Ce ne serait pas si grave si ces critères anglo-saxons n'étaient pas devenus les nôtres malgré nous. Puisqu'ils régissent les nouveaux médias mondiaux que sont l'iPad d'Apple ou Facebook. Sur ces nouveaux médias mondiaux, le fait de moquer la religion ou de montrer des seins peut vous valoir d'être bloqué et censuré. Tandis que l'incitation à la haine, elle, ne fait que prospérer.

Dieudonné n'est pas Charlie

Au lieu d'œuvrer à préserver la liberté d'expression tout en combattant l'incitation à la haine, comme le fait Charlie, de grandes voix sèment la confusion. Comme Jon Stewart, le célèbre animateur humoriste du Daily Show, qui n'a rien trouvé de mieux que d'accuser les médias français d'« hypocrisie » et de prendre la défense de l'antisémite Dieudonné. Ce qui a régalé les sites d'extrême droite et/ou pro-islamistes français (et oui, les deux ne sont pas incompatibles, surtout chez les soutiens de Dieudonné).

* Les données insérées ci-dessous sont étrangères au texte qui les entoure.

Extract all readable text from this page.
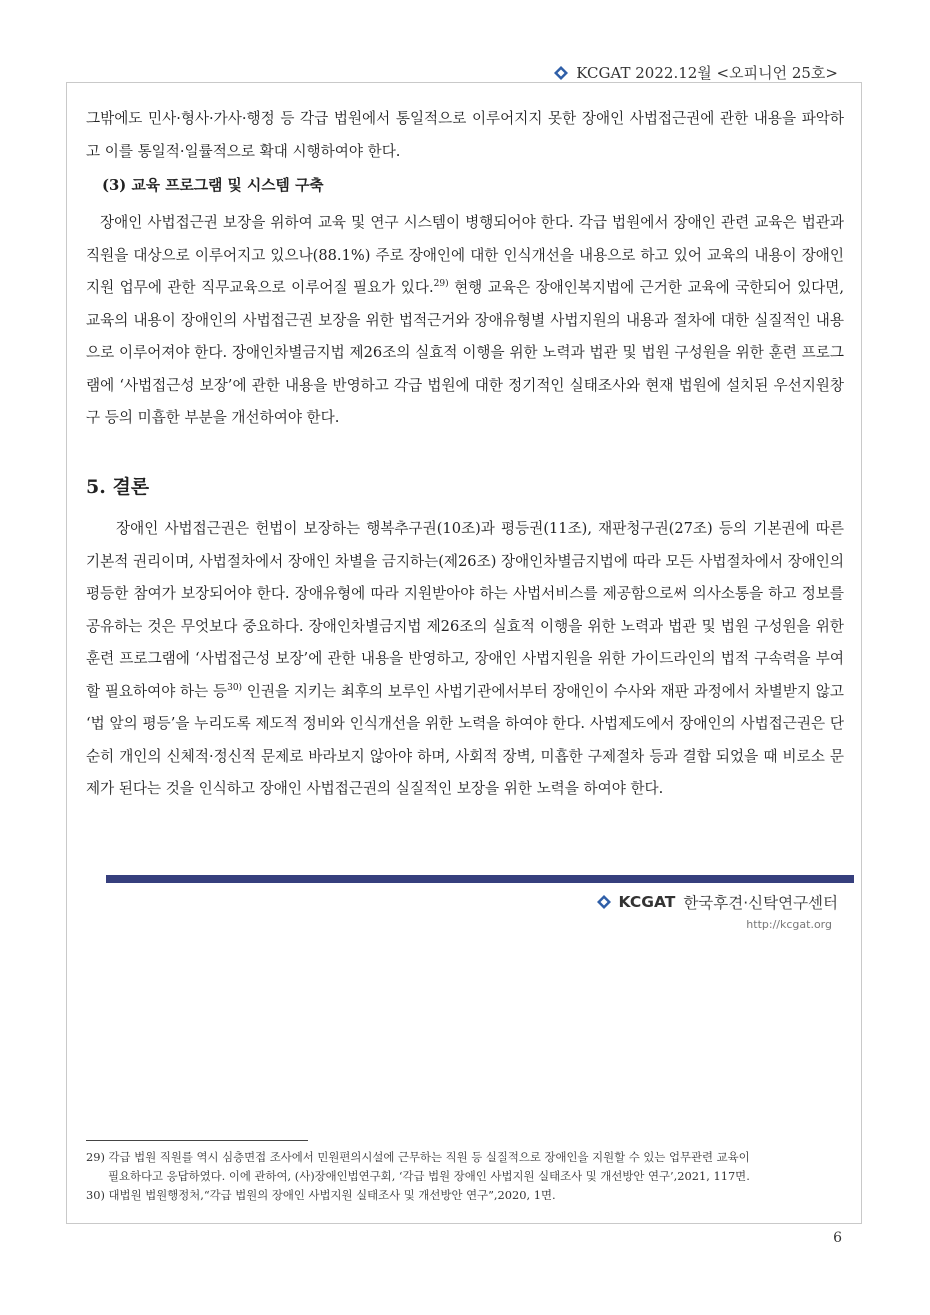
KCGAT 2022.12월 <오피니언 25호>

그밖에도 민사·형사·가사·행정 등 각급 법원에서 통일적으로 이루어지지 못한 장애인 사법접근권에 관한 내용을 파악하고 이를 통일적·일률적으로 확대 시행하여야 한다.

(3) 교육 프로그램 및 시스템 구축

장애인 사법접근권 보장을 위하여 교육 및 연구 시스템이 병행되어야 한다. 각급 법원에서 장애인 관련 교육은 법관과 직원을 대상으로 이루어지고 있으나(88.1%) 주로 장애인에 대한 인식개선을 내용으로 하고 있어 교육의 내용이 장애인 지원 업무에 관한 직무교육으로 이루어질 필요가 있다.$^{29)}$ 현행 교육은 장애인복지법에 근거한 교육에 국한되어 있다면, 교육의 내용이 장애인의 사법접근권 보장을 위한 법적근거와 장애유형별 사법지원의 내용과 절차에 대한 실질적인 내용으로 이루어져야 한다. 장애인차별금지법 제26조의 실효적 이행을 위한 노력과 법관 및 법원 구성원을 위한 훈련 프로그램에 ‘사법접근성 보장’에 관한 내용을 반영하고 각급 법원에 대한 정기적인 실태조사와 현재 법원에 설치된 우선지원창구 등의 미흡한 부분을 개선하여야 한다.

5. 결론

장애인 사법접근권은 헌법이 보장하는 행복추구권(10조)과 평등권(11조), 재판청구권(27조) 등의 기본권에 따른 기본적 권리이며, 사법절차에서 장애인 차별을 금지하는(제26조) 장애인차별금지법에 따라 모든 사법절차에서 장애인의 평등한 참여가 보장되어야 한다. 장애유형에 따라 지원받아야 하는 사법서비스를 제공함으로써 의사소통을 하고 정보를 공유하는 것은 무엇보다 중요하다. 장애인차별금지법 제26조의 실효적 이행을 위한 노력과 법관 및 법원 구성원을 위한 훈련 프로그램에 ‘사법접근성 보장’에 관한 내용을 반영하고, 장애인 사법지원을 위한 가이드라인의 법적 구속력을 부여할 필요하여야 하는 등$^{30)}$ 인권을 지키는 최후의 보루인 사법기관에서부터 장애인이 수사와 재판 과정에서 차별받지 않고 ‘법 앞의 평등’을 누리도록 제도적 정비와 인식개선을 위한 노력을 하여야 한다. 사법제도에서 장애인의 사법접근권은 단순히 개인의 신체적·정신적 문제로 바라보지 않아야 하며, 사회적 장벽, 미흡한 구제절차 등과 결합 되었을 때 비로소 문제가 된다는 것을 인식하고 장애인 사법접근권의 실질적인 보장을 위한 노력을 하여야 한다.

KCGAT 한국후견·신탁연구센터
http://kcgat.org
29) 각급 법원 직원를 역시 심층면접 조사에서 민원편의시설에 근무하는 직원 등 실질적으로 장애인을 지원할 수 있는 업무관련 교육이
필요하다고 응답하였다. 이에 관하여, (사)장애인법연구회, ‘각급 법원 장애인 사법지원 실태조사 및 개선방안 연구’,2021, 117면.
30) 대법원 법원행정처,“각급 법원의 장애인 사법지원 실태조사 및 개선방안 연구”,2020, 1면.
6
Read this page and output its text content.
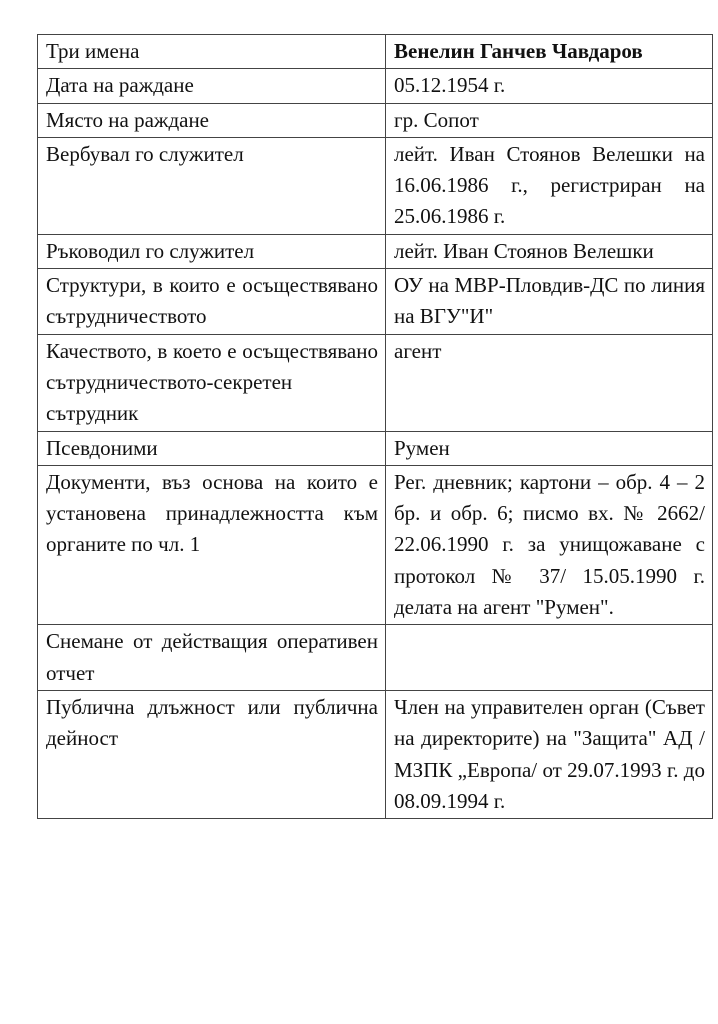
Три имена	Венелин Ганчев Чавдаров
Дата на раждане	05.12.1954 г.
Място на раждане	гр. Сопот
Вербувал го служител	лейт. Иван Стоянов Велешки на 16.06.1986 г., регистриран на 25.06.1986 г.
Ръководил го служител	лейт. Иван Стоянов Велешки
Структури, в които е осъществявано сътрудничеството	ОУ на МВР-Пловдив-ДС по линия на ВГУ"И"
Качеството, в което е осъществявано сътрудничеството-секретен сътрудник	агент
Псевдоними	Румен
Документи, въз основа на които е установена принадлежността към органите по чл. 1	Рег. дневник; картони – обр. 4 – 2 бр. и обр. 6; писмо вх. № 2662/ 22.06.1990 г. за унищожаване с протокол № 37/ 15.05.1990 г. делата на агент "Румен".
Снемане от действащия оперативен отчет	
Публична длъжност или публична дейност	Член на управителен орган (Съвет на директорите) на "Защита" АД /МЗПК „Европа/ от 29.07.1993 г. до 08.09.1994 г.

Cette conception confuse de la liberté d'expression n'est pas seulement irresponsable et navrante. Elle sert les ennemis de la liberté.

Quand Dieudonné était un humoriste et se riait de toutes les religions, dont le judaïsme, personne ne songeait à le faire condamner à des amendes... Qu'ils ne règlent d'ailleurs pas. À l'époque, il était drôle et soutenu. Mais ce Dieudonné n'existe plus. Aujourd'hui, il est à la tête d'un parti politique, fondé avec un homme qui se définit comme « national socialiste », dont le fonds de commerce est le racisme anti-Juifs. Il ne rit plus contre les religions. Il minimise voire nie la Shoah, se moque de la décapitation et s'identifie à l'assassin d'une policière noire et des clients de l'hyper casher.

La différence entre Charlie Hebdo et Dieudonné, c'est que Charlie rit des terroristes là où Dieudonné rit avec les terroristes. C'est la différence entre l'humour et la haine, entre faire respirer la démocratie et vouloir la tuer.

Que des journalistes anglo-saxons, des internautes ou de jeunes enfants ne fassent pas cette distinction est inquiétant. Cette confusion est un poison mortel pour la démocratie. On ne pourra pas arrêter toutes les balles, mais on se doit d'urgence de chercher un antidote et s'éclaircir les idées avant de céder de nous-mêmes à ceux qui nous menacent, sans même qu'ils aient besoin de tirer.

Caroline Fourest est spécialiste de l'intégrisme musulman et de l'extrême droite, ancienne journaliste à Charlie Hebdo, auteure d'une Hors-série de Charlie Hebdo sur le Blasphème.